Mais le capitaine s’éprendra de Charlotte et Edouard tombera amoureux fou d’Odile. Edouard et Charlotte, se laisseraient facilement convaincre d’opérer un chassé-croisé. (Goethe fut critiqué pour ce double adultère qui choqua le public.)

La bonne société allemande à cette époque, ne croit plus du tout aux vertus du mariage – ils ont fortement diminués. (Goethe se marie à 57 ans en 1806).

Lors des repas officiels tous parlent en français – qui est la langue véhiculaire de l’élite européenne – pour ne pas être compris des laquais, lorsqu’ils évoquent des sujets scabreux.

En intermède, Lucienne, la fille de Charlotte, sort de sa pension et, avec un fiancé très fortuné, organise sur le domaine des fêtes ininterrompues, puis se lasse et part avec sa suite vers d’autres châteaux. Odile, réservée, mise à l’écart des fêtes, retrouve sa sérénité.

Apprenant que Charlotte est enceinte après une nuit d’amour, où chacun a imaginé être dans les bras de l’autre être aimé, Edouard décide d’aller combattre dans l’armée. Le capitaine partira également pour assumer des fonctions officielles prometteuses.

Odile reste auprès de Charlotte et s’occupera de l’enfant après sa naissance, laissant Charlotte occuper son rang, auprès de la bonne société.

Goethe croit en de mystérieuses correspondances chimiques et moléculaires entre ceux qui s’aiment. C’est pourquoi l’enfant a les yeux d’Odile et ressemble au capitaine (qui, précisons-le, n’a pas couché avec Charlotte ; mais les mauvaises langues des environs pensent le contraire.)

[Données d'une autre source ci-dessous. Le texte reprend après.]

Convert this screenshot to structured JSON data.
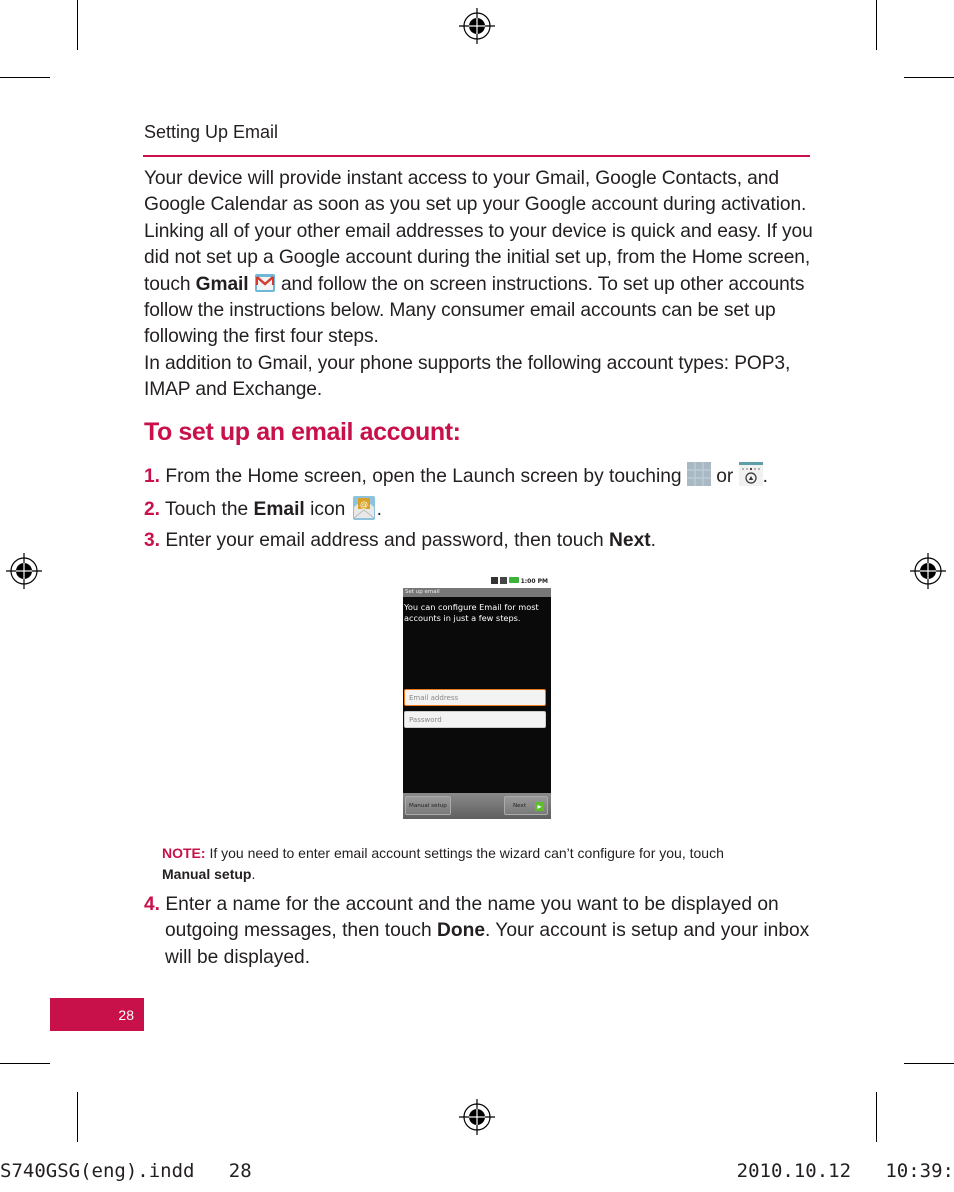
{
  "header": {
    "section_title": "Setting Up Email"
  },
  "intro": {
    "part1": "Your device will provide instant access to your Gmail, Google Contacts, and Google Calendar as soon as you set up your Google account during activation. Linking all of your other email addresses to your device is quick and easy. If you did not set up a Google account during the initial set up, from the Home screen, touch ",
    "gmail_bold": "Gmail",
    "part2": " and follow the on screen instructions. To set up other accounts follow the instructions below. Many consumer email accounts can be set up following the first four steps.",
    "part3": "In addition to Gmail, your phone supports the following account types: POP3, IMAP and Exchange."
  },
  "heading": "To set up an email account:",
  "steps": [
    {
      "num": "1.",
      "text_a": " From the Home screen, open the Launch screen by touching ",
      "or": " or ",
      "end": "."
    },
    {
      "num": "2.",
      "text_a": " Touch the ",
      "bold": "Email",
      "text_b": " icon ",
      "end": "."
    },
    {
      "num": "3.",
      "text_a": " Enter your email address and password, then touch ",
      "bold": "Next",
      "end": "."
    },
    {
      "num": "4.",
      "text_a": " Enter a name for the account and the name you want to be displayed on outgoing messages, then touch ",
      "bold": "Done",
      "text_b": ". Your account is setup and your inbox will be displayed."
    }
  ],
  "phone_screen": {
    "status_time": "1:00 PM",
    "title": "Set up email",
    "message": "You can configure Email for most accounts in just a few steps.",
    "email_placeholder": "Email address",
    "password_placeholder": "Password",
    "manual_setup_label": "Manual setup",
    "next_label": "Next"
  },
  "note": {
    "label": "NOTE:",
    "text": " If you need to enter email account settings the wizard can’t configure for you, touch ",
    "bold": "Manual setup",
    "end": "."
  },
  "page_number": "28",
  "slug": {
    "file": "S740GSG(eng).indd   28",
    "timestamp": "2010.10.12   10:39:"
  },
  "colors": {
    "accent": "#c8104a"
  }
}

Hélas, comme dans le poème « Le Roi des Aulnes » (1782), la tragédie s’annonce. Au cours d’une promenade en barque, Odile qui est en retard pour ramener l’enfant, fait une fausse manœuvre et provoque la noyade de l’enfant.

Au même moment Edouard est de retour pour reconquérir le coeur d’Odile. Celle-ci – on le comprend – ne se remet pas de la mort de l’enfant et, malgré tous les efforts de son entourage, mourra de consomption.

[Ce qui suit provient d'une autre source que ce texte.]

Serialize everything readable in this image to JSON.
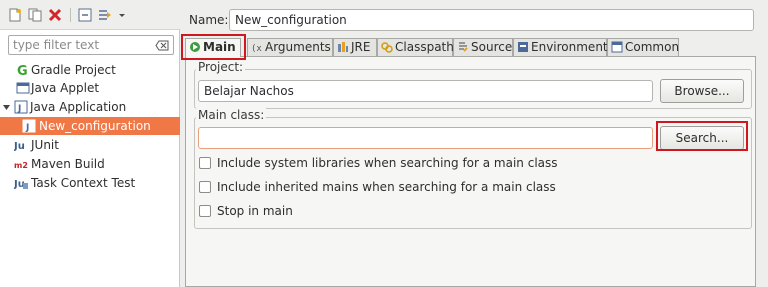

Edouard meurt brusquement peu après, en regardant de menus objets ayant appartenus à Odile (de tristesse ?). Il repose auprès d’Odile dans le caveau de famille.

Source : Les Affinités Electives , préface de Michel Tournier (folio).

Odile et l’enfant mort.
Le Roi des Aulnes, (détail par Carl Gottlieb Peschel, 1840).

Rappeur de fromage

Ma tante m’entretenait de la soutane des prêtres qui, autrefois, était un rappel de la condition ecclésiastique. On a eu un différent immédiat sur la soutane des prêtres traditionalistes actuels.

Je me suis fait traiter de « bricoleur de pastorale humaniste. »

Je changeais de sujet : En Grèce antique le corps des statues masculine tendait à la nudité alors que les statues féminines étaient habillées.

La nudité masculine était un signe de divinité ou d’héroïsme.

Le nu féminin commence avec Praxitèle (385-326 av JC), et sera réservé presque toujours à Aphrodite, déesse grecque de l’amour.

Ma tante ricana : « Autrefois on disait qu’on avait fait la Grèce, je vois que tu l’as fait aussi. Es-tu atteint de Pleonexia culturelle, à la recherche de reconnaissance ? » (Regard : « things eventually will end badly. »)

Elle me conseilla de m’orienter vers le métier de rappeur de fromage qui, au moins, n’indispose personne.

Je me consolais avec Pascal qui parlait de « travailler pour l’incertain. »

* Pleonexia : le désir d’avoir toujours plus.

Statue d’Hermès de Praxitèle
Eirene (la Paix) portant Ploutos. Copie romaine d’une statue de 370 av JC.